Housing Association almost broke down my door, this escalated too fast?

Post date: 2020-10-28 08:25:13
Views: 109
Does the hive mind understand what the thinking of these HA officers is? Did they possibly make mistakes in their approach? Should I talk to my downstairs neighbor, telling him to always first contact my other neighbors and leave me alone? Should I file a complaint on him, on the HA? Has this happened to anyone else in the hive? Can this just happen so easily? Is this a downside of renting from a social housing association (paying double rent as higher income earner)? How to de-escalate the madness?

Today at work, I (woman 45) discovered I had missed calls from the social housing association between 10 and 12 am and some messages of a friend/neighbor etc. Because I was in a meeting I had missed the calls (also had mistaken the name of the social housing officer for someone I thought could wait till evening or next day). At 12 in the middle of a patient consultation I saw two neighbors I'm friendly with texting me if I was allright and they were worried. The social housing association together with the police were ready to break my door down because they had had two people contacting them that I hadn't been seen for 3 weeks. They couldn't tell me who the two different people were because of privacy law.
(Btw I rent a unit on the 3rd and 4th floor, an exception for higher income earners and am saving for a downpayment on a house. The units are six in total sharing a stairwell).

Luckily two of my friendly neighbors were home during the day and had told the police and housing association that they had seen and texted me 6 days before (one is gone a lot because of a new relationship, I'm away often too, and the other neighbor I only see once in a while in the stairwell or street).
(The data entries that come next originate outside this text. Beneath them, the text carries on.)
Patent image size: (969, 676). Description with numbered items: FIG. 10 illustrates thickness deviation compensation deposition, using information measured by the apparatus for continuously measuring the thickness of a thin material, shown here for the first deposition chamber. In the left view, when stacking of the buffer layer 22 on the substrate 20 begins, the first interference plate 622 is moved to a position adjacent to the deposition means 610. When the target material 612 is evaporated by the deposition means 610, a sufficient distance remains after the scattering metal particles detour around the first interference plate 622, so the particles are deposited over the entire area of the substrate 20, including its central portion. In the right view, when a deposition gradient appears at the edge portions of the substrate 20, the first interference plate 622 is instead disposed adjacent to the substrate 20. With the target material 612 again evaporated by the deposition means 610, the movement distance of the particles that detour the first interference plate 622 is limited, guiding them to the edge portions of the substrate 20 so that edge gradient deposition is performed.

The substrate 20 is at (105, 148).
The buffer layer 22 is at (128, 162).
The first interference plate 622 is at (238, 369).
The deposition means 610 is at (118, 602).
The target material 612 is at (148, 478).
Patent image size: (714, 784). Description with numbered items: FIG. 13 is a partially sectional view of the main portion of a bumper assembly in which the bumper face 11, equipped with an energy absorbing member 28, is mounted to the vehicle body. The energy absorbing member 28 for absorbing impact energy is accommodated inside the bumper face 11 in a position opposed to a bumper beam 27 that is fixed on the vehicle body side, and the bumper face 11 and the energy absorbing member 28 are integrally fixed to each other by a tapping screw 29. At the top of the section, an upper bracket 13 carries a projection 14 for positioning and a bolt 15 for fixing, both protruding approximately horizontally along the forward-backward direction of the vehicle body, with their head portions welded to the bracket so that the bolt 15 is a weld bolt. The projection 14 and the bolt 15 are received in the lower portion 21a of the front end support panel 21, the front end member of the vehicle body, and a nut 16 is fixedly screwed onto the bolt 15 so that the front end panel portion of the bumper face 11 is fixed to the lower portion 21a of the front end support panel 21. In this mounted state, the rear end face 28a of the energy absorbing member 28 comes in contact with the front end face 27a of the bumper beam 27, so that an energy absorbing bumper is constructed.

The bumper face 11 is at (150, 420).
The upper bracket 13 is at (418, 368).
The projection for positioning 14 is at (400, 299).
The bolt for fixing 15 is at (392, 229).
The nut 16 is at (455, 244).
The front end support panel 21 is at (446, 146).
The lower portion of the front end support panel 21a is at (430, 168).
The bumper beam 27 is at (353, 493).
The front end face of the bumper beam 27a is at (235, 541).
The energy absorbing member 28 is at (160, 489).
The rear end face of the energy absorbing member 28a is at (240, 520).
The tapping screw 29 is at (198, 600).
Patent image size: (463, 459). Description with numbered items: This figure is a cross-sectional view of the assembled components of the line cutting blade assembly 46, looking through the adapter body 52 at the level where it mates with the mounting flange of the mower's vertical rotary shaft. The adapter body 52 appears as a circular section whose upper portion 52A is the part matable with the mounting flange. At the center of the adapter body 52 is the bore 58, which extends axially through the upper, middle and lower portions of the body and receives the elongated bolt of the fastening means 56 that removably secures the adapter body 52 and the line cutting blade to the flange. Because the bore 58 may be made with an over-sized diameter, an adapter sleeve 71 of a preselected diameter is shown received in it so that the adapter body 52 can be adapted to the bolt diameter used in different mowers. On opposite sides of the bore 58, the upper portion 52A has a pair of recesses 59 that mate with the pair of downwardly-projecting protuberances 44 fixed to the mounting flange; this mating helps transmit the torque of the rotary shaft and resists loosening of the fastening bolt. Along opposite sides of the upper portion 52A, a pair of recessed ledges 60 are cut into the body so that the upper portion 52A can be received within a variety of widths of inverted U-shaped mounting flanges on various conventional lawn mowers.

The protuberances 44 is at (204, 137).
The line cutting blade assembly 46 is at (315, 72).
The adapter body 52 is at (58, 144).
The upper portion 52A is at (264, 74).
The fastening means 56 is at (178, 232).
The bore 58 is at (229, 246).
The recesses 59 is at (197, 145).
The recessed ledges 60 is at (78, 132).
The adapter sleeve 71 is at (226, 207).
So the three-weeks-no-sign-of-life alarm was busted/falsified right away.

They took the word of this guy, and told me that I should be happy with the concern 'in these times', who with all his sincere concern apparently hadn't checked with the two other neighbors I have contact with before alarming the housing association (HA).

I am annoyed and shocked because the person I suspect of having caused this false alarm, my downstairs neighbor, is a very manipulative person that I do my best to avoid (after years of situations, like him harassing the elderly woman for which I have tried to file complaints with the police and HA), and he apparently gets taken seriously to the point that they almost forced my door.
He rings my doorbell often but I don't open the door, he has been doing this for years and I have told him I have nothing to say to him and don't want any contact with him. He would react that I have no choice because we share the stairwell etc. It goes nowhere so I avoid it as much as possible. The SA knows I have tried to file complaints against him.
I can't fathom why they can't convey the identity because of privacy law, but they can apparently escalate within two hours of me not calling back or texting them (10-12am) to breaking in and searching my house!

Initially during my workday I didn't have a lot of time to think during very busy patient-consultations, and was wondering if any of my friends or family could have been this alarmed about me, if I had missed calls/texts, hadn't answered voicemails or something.

This dude (in his late 50's) wakes up daily at 2 or 3 pm, where I wake up at 4.45am and am out the door at 6 for a 1,5 hour commute, so he doesn't see me and then thinks up drama or gets all curious as to what's up, possibly.
The social housing officer did not understand at all that I was surprised and inquired about their steps of escalation because I just don't understand how this could have happened to me. They also asked why my blinds were down at the streetside of the apartment, which is my kitchen: I closed those yesterday evening cooking my dinner when it was dark out, and then didn't open them this morning because I left super early and it was still dark. At the backside of the apartment I open and close curtains daily. Also the HA asked my friendly neighbors about a woman with a headscarf coming every two weeks (my cleaning lady). Why would this be of any concern to them? It feels so weird that suddenly I have to explain myself to the HA in this way, because of this drama loving person who probably engaged one of the other people in the block somewhere.
What if my friendly neighbors hadn't been at home, and working from home to be able to tell the police and SHA? Can any weirdo just make one call and within 2 hours your door's broken down because of "sincere concerns"?

There had been no call from the HA, letter, nothing I could have reacted to before today. I love my anonymity and privacy in the down town area of a big city, I hate all this attention, but I really do understand the HA awful circumstance of having to do these house calls with worse endings multiple times a year.